De toda esta ludopatia hereditaria también me quedó la ceremonia ritual de todos los jueves del año de la Lotería Primitiva. Siempre es en la misma Administración, queda de camino al trabajo, ese trabajo del que escaparíamos sin dudarlo con el montón de millones, y me gusta el nombre, "el gato negro", una sola apuesta para el jueves y el sábado, y los números elegidos al azar por la máquina. Nunca veo el sorteo por la tele, al jueves siguiente, si hay gente en ventanilla, espero fuera con la ingenua idea de que si he sido el máximo acertante de la semana no conviene tener público, y cuando el comprobante pasa por la máquina para ver si está premiado siempre se me pasa lo mismo por la cabeza, que aquel hombre me diga "esta cantidad no puede cobrarla aquí", aunque lo que realmente dice casi siempre es "no está premiado".

Mi versión de los hechos es que el juego, en un porcentaje aceptablemente alto, se lleva en la sangre de una manera hereditariamente acostumbrada,esto, por supuesto, no justifica los gastos desmesurados ni la ludopatia sin control, que nadie se llame a engaño,(Eduardo no ha pasado ni un día de su vida sin jugar a algo, pero jamás dejó a nadie sin comer por ello, y cuanto más le gusta jugar al individuo, más jugador solitario se vuelve, eso lo aprendí de él observándolo a lo largo de los años ).Desde luego, de todos los vicios que he ido adquiriendo conforme iba perdiendo porcentaje de inocencia en una medida directamente proporcional, este, definitivamente, es el menos dañino. Y es que yo soy de las que invierten en sueños, tanto si estoy insomnemente dormida como si estoy oníricamente despierta, y que probablemente la explicación más convincente sería decir que siempre fui una cobarde.

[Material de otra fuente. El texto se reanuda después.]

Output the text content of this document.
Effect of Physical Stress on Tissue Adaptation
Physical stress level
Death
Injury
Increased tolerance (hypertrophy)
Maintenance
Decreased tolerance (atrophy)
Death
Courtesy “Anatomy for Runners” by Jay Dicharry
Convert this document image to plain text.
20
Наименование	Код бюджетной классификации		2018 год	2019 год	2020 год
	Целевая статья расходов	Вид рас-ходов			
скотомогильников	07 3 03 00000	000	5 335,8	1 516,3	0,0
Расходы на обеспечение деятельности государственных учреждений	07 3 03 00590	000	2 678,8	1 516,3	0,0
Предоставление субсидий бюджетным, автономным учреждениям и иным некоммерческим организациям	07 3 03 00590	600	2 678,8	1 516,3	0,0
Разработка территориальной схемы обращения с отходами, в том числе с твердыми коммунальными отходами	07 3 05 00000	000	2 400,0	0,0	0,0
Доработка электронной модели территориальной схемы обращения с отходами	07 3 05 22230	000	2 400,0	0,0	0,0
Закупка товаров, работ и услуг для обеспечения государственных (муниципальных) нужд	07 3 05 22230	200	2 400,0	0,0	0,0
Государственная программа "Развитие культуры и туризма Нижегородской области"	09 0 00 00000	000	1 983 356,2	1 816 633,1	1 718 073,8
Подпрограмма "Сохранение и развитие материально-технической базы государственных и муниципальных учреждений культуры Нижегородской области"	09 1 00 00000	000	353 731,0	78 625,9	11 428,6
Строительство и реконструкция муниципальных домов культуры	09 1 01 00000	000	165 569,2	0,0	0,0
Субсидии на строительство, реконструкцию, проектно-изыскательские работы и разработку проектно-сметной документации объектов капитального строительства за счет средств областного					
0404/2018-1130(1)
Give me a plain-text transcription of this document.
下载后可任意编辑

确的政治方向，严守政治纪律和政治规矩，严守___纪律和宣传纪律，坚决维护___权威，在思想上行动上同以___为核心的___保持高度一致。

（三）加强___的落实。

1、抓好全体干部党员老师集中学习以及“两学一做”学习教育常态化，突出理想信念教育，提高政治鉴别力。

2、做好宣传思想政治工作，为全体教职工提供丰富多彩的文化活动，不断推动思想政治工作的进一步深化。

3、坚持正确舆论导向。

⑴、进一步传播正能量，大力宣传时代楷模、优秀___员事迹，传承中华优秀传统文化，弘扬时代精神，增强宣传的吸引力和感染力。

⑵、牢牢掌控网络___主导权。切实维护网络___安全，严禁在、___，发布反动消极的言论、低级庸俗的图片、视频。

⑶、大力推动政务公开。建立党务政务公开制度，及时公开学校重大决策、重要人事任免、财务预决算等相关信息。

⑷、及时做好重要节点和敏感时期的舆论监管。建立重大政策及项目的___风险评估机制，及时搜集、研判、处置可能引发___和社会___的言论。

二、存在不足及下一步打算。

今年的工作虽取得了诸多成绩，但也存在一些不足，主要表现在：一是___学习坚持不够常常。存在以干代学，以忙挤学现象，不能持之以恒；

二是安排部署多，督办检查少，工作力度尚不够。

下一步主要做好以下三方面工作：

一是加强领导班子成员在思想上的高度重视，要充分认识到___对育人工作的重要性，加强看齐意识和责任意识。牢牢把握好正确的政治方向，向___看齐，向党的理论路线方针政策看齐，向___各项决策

(Aunque hoy en día la tragedia casera que más me afectaría sería que se interrumpiera la conexión ADSL, cada 22 de Diciembre le hago mi pequeño homenaje al abuelo Manolo y nunca compruebo mis décimos en Internet para ver si están premiados, espero a comprar el periódico al día siguiente y dejarme las pestañas comprobando las listas de números diminutos que publican en un espacio de lo más reducido, como hacía él ).